Ariel Adelman on Disability Civil Rights

This week on CounterSpin: There’s an announcement on the New York City subway where a voice chirps: “Attention, everyone! There are 150 accessible subway stations!” One can imagine an alternate world where we’d hear, “Only 150 of New York City’s 472 subway stations are accessible, and that’s a problem!”

But people with disabilities are meant to be grateful, excited even, for whatever access or accommodation is made available for them to participate in daily life. There’s often an implied corollary suggestion that any violation of the rights of disabled people is an individual matter, to be fought over in the courts, rather than something to be acknowledged and addressed societally.

The overarching law we have, the Americans with Disabilities Act, is meant to be proactive; it is, the government website tells us, a law, “not a benefits program.” In reality, though, the ADA still meets resistance, confusion and various combinations thereof, 33 years after its passage. And news media, as a rule, don’t help.

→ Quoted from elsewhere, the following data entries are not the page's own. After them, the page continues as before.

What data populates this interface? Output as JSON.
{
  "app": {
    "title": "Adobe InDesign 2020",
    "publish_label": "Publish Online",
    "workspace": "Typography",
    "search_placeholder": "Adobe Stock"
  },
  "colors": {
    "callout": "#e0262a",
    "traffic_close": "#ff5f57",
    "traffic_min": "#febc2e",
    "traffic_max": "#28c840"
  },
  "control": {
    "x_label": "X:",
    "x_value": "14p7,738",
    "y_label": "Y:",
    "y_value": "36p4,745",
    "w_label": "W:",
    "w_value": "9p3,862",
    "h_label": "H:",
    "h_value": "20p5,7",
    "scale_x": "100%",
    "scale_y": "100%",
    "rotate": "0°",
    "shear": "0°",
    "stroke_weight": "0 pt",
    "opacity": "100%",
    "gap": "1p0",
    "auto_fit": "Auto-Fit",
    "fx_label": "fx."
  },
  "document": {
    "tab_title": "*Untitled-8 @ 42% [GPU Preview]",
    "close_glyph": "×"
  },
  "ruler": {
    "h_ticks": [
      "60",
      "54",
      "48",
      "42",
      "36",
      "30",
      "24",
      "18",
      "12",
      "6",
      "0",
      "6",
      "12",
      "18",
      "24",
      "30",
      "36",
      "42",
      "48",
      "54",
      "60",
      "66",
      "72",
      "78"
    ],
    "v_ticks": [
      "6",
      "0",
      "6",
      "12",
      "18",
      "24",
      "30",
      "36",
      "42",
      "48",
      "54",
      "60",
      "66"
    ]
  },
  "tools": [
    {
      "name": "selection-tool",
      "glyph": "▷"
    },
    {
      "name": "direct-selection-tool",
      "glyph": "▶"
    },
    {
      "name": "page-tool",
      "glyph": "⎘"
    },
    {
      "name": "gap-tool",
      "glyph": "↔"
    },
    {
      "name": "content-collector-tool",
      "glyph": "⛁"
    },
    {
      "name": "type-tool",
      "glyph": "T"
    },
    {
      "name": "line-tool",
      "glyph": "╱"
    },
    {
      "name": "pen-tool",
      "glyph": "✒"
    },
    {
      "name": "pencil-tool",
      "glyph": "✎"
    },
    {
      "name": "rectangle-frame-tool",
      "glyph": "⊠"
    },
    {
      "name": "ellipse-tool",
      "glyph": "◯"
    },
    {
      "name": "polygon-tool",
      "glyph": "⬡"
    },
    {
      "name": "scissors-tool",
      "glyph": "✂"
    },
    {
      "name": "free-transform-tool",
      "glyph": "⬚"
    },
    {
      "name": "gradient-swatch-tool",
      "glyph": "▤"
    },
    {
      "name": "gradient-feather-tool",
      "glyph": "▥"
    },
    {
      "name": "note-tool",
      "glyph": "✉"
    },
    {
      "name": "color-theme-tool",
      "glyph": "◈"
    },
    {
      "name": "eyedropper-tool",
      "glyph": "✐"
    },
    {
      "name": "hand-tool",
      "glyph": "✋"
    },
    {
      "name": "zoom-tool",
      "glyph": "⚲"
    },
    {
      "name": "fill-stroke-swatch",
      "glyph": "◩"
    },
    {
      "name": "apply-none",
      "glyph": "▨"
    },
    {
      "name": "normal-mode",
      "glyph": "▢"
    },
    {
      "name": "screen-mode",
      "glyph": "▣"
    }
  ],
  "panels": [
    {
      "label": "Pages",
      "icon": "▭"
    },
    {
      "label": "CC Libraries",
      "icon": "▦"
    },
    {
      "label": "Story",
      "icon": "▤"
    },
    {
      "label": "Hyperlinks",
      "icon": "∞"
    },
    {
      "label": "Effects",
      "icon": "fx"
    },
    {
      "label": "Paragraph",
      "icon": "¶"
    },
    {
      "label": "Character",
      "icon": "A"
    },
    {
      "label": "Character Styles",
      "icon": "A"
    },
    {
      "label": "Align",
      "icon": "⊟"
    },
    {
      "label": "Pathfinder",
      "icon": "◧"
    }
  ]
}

The Supreme Court recently dismissed, but did not do away with, a case that gets at the heart of enforcement of civil rights laws for people with disabilities—though not them alone. Acheson v. Laufer is an under-the-radar case that, our guest says, is “part of a pattern of far-right reactionaries weaponizing the courts to dismantle labor protections, housing rights and health guidelines.”

Ariel Adelman is a disability rights advocate and policy analyst. Her piece, with Hayley Brown, appeared recently on CEPR.net, the website of the Center for Economic and Policy Research. She’ll tell us what’s going on and what’s at stake.

Plus Janine Jackson takes a quick look back at coverage of the racist Charles Stuart murder hoax.